Erarta, Yuri Abramochkin, Salgado
My introduction to Russian documentary and to wonderful Saint Petersburg is very much due to Viktor Skubey and Ludmila Nazaruk. The latter (and her artist husband Ilya) has taken me year after year to Erarta, museum for contemporary art, brilliant collection, excellent exhibitions, super well conveyed, English and Russian texts all over.
This time three exhibitions caught our eyes: 1) Belarussian contemporary artists, strong in expression, about freedom and its absence, personal styles, extraordinary and sometimes scary interpretations of our lives. 2) Salgado’s Genesis was there, had seen it before, this photographer is a genius in framing and in his pointing to us, that we should take care of our world. His pinguins, his tortoise, his portrait of a Nenet, unique! 3) And the Yuri Abramochkin, born 1936, press photographer with access to Kreml and surroundings, portraits of Gagarin, of the central committee members waiting for Brezhnev, all with hats, of Kruschev with the shadow of Brezhnev catching up on him.
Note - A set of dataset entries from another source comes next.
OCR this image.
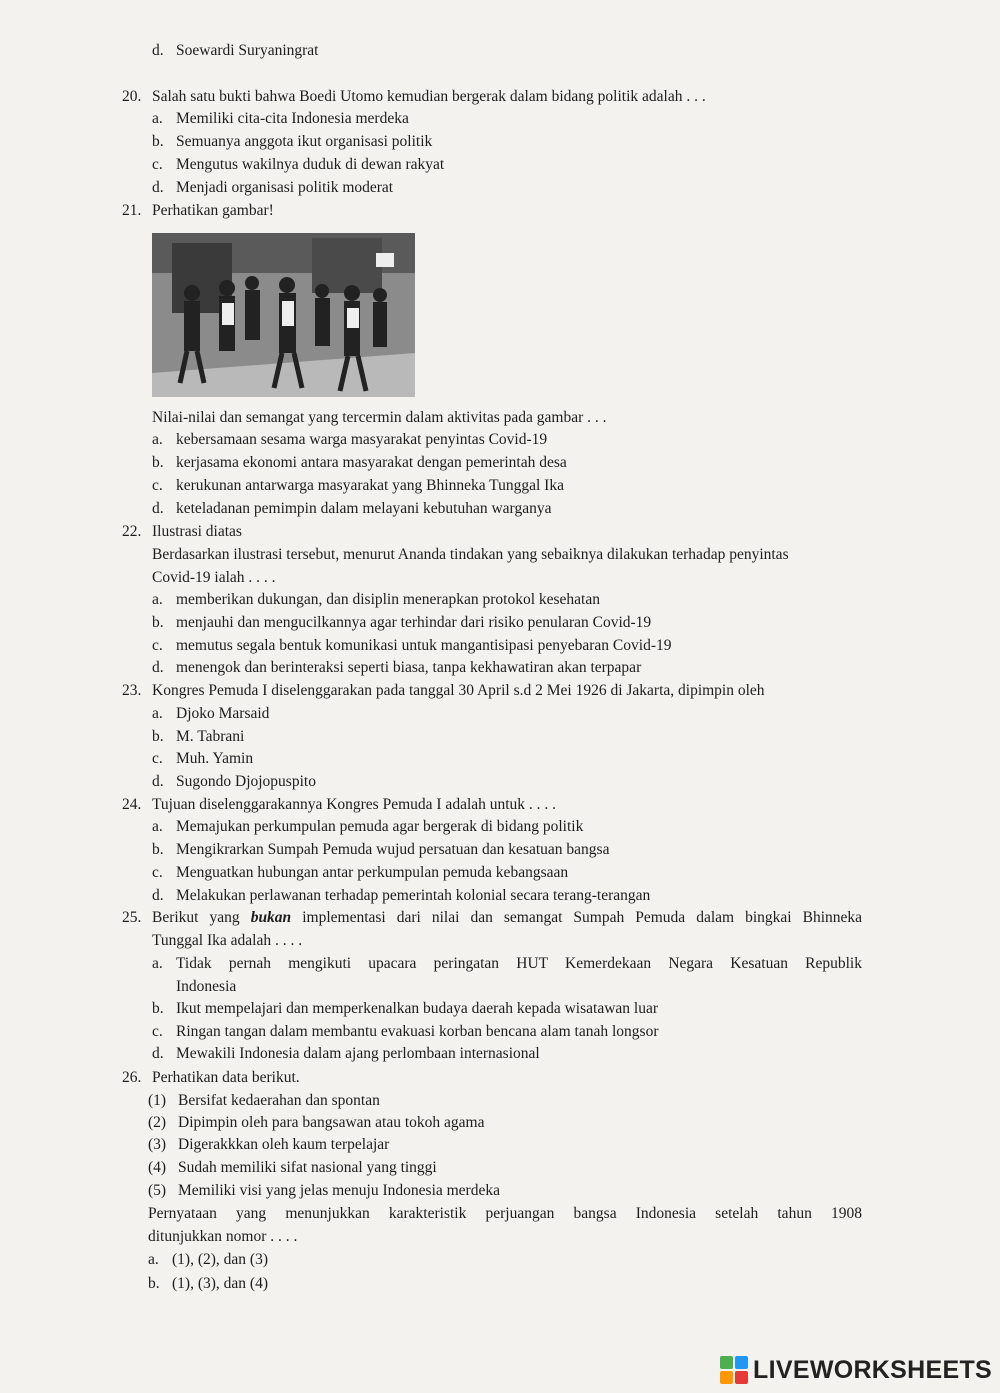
d. Soewardi Suryaningrat
20. Salah satu bukti bahwa Boedi Utomo kemudian bergerak dalam bidang politik adalah . . .
a. Memiliki cita-cita Indonesia merdeka
b. Semuanya anggota ikut organisasi politik
c. Mengutus wakilnya duduk di dewan rakyat
d. Menjadi organisasi politik moderat
21. Perhatikan gambar!
Nilai-nilai dan semangat yang tercermin dalam aktivitas pada gambar . . .
a. kebersamaan sesama warga masyarakat penyintas Covid-19
b. kerjasama ekonomi antara masyarakat dengan pemerintah desa
c. kerukunan antarwarga masyarakat yang Bhinneka Tunggal Ika
d. keteladanan pemimpin dalam melayani kebutuhan warganya
22. Ilustrasi diatas
Berdasarkan ilustrasi tersebut, menurut Ananda tindakan yang sebaiknya dilakukan terhadap penyintas
Covid-19 ialah . . . .
a. memberikan dukungan, dan disiplin menerapkan protokol kesehatan
b. menjauhi dan mengucilkannya agar terhindar dari risiko penularan Covid-19
c. memutus segala bentuk komunikasi untuk mangantisipasi penyebaran Covid-19
d. menengok dan berinteraksi seperti biasa, tanpa kekhawatiran akan terpapar
23. Kongres Pemuda I diselenggarakan pada tanggal 30 April s.d 2 Mei 1926 di Jakarta, dipimpin oleh
a. Djoko Marsaid
b. M. Tabrani
c. Muh. Yamin
d. Sugondo Djojopuspito
24. Tujuan diselenggarakannya Kongres Pemuda I adalah untuk . . . .
a. Memajukan perkumpulan pemuda agar bergerak di bidang politik
b. Mengikrarkan Sumpah Pemuda wujud persatuan dan kesatuan bangsa
c. Menguatkan hubungan antar perkumpulan pemuda kebangsaan
d. Melakukan perlawanan terhadap pemerintah kolonial secara terang-terangan
25. Berikut yang bukan implementasi dari nilai dan semangat Sumpah Pemuda dalam bingkai Bhinneka
Tunggal Ika adalah . . . .
a. Tidak pernah mengikuti upacara peringatan HUT Kemerdekaan Negara Kesatuan Republik
Indonesia
b. Ikut mempelajari dan memperkenalkan budaya daerah kepada wisatawan luar
c. Ringan tangan dalam membantu evakuasi korban bencana alam tanah longsor
d. Mewakili Indonesia dalam ajang perlombaan internasional
26. Perhatikan data berikut.
(1) Bersifat kedaerahan dan spontan
(2) Dipimpin oleh para bangsawan atau tokoh agama
(3) Digerakkkan oleh kaum terpelajar
(4) Sudah memiliki sifat nasional yang tinggi
(5) Memiliki visi yang jelas menuju Indonesia merdeka
Pernyataan yang menunjukkan karakteristik perjuangan bangsa Indonesia setelah tahun 1908
ditunjukkan nomor . . . .
a. (1), (2), dan (3)
b. (1), (3), dan (4)
LIVEWORKSHEETS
But also documentary photos of people, regular citizens of the USSR… and a text from him, in many ways a true, respectful documentarian, read this:
”Press photographers differ from those working in the field of experimental photography, applied photography etc. in that the former shoot real people, their life… They walk through their lives with a camera. My credo is to gaze into the environment, to look around instead of peeking (there is something tactless about it) and catch unique moments in life, you sometimes see things that would never devise or invent yourself”.